Ken Crow, a tea party activist in Iowa, gave voice to the dissatisfaction in a blog post calling for a grass-roots uprising to unseat Mr. Ryan.

“If this Omnibus bill is any sort of indication of the way Speaker Ryan is going to govern, it is time to do what ‘Barney Fife’ told us to do so many years ago, ‘NIP-IT, NIP-IT’ in the bud now!” Mr. Crow wrote.

He continued: “All patriots should contact your group leaders and begin organizing nationwide to put down this RINO in order that he is not re-elected to his seat in Wisconsin. The Badger State patriots need to begin soliciting your State Senators, high-profile business leaders or the State Legislators who reside within the 1st District of Wisconsin.”

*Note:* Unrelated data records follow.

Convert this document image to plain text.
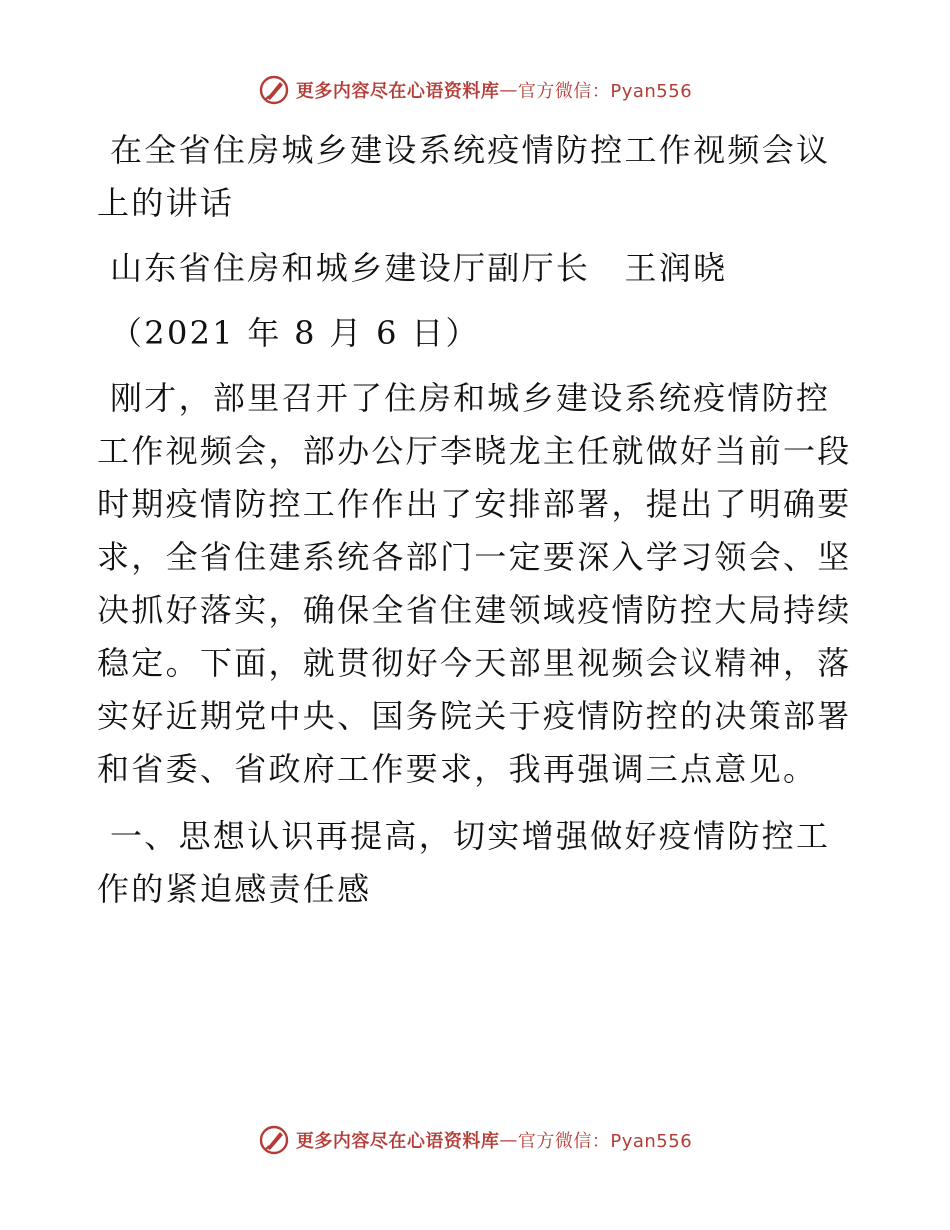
更多内容尽在心语资料库 — 官方微信：Pyan556

在全省住房城乡建设系统疫情防控工作视频会议上的讲话

山东省住房和城乡建设厅副厅长　王润晓

（2021 年 8 月 6 日）

刚才，部里召开了住房和城乡建设系统疫情防控工作视频会，部办公厅李晓龙主任就做好当前一段时期疫情防控工作作出了安排部署，提出了明确要求，全省住建系统各部门一定要深入学习领会、坚决抓好落实，确保全省住建领域疫情防控大局持续稳定。下面，就贯彻好今天部里视频会议精神，落实好近期党中央、国务院关于疫情防控的决策部署和省委、省政府工作要求，我再强调三点意见。

一、思想认识再提高，切实增强做好疫情防控工作的紧迫感责任感

更多内容尽在心语资料库 — 官方微信：Pyan556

Ryan represents a district with a mix of social and fiscal conservative voters, and old-line union voters who have taken to his affable ways.  But this could spell trouble for him in 2016.  The key isn't necessarily how unpopular he is with the right.  It will ultimately come down to whether conservatives can induce a viable candidate to challenge him, and then unite behind that candidate.  This is the Dave Brat scenario, which worked when Brat upset Eric Cantor. 

The difference may be that Cantor was an arrogant SOB, while Ryan has spent years cultivating a positive image.  He has paid close attention to constituent services and is relatively popular in his district – even with the Reagan Democrats who give him a majority in his hometown of Janesville.

It's a long shot to unseat him.  But so was David Brat's chances to beat Eric Cantor.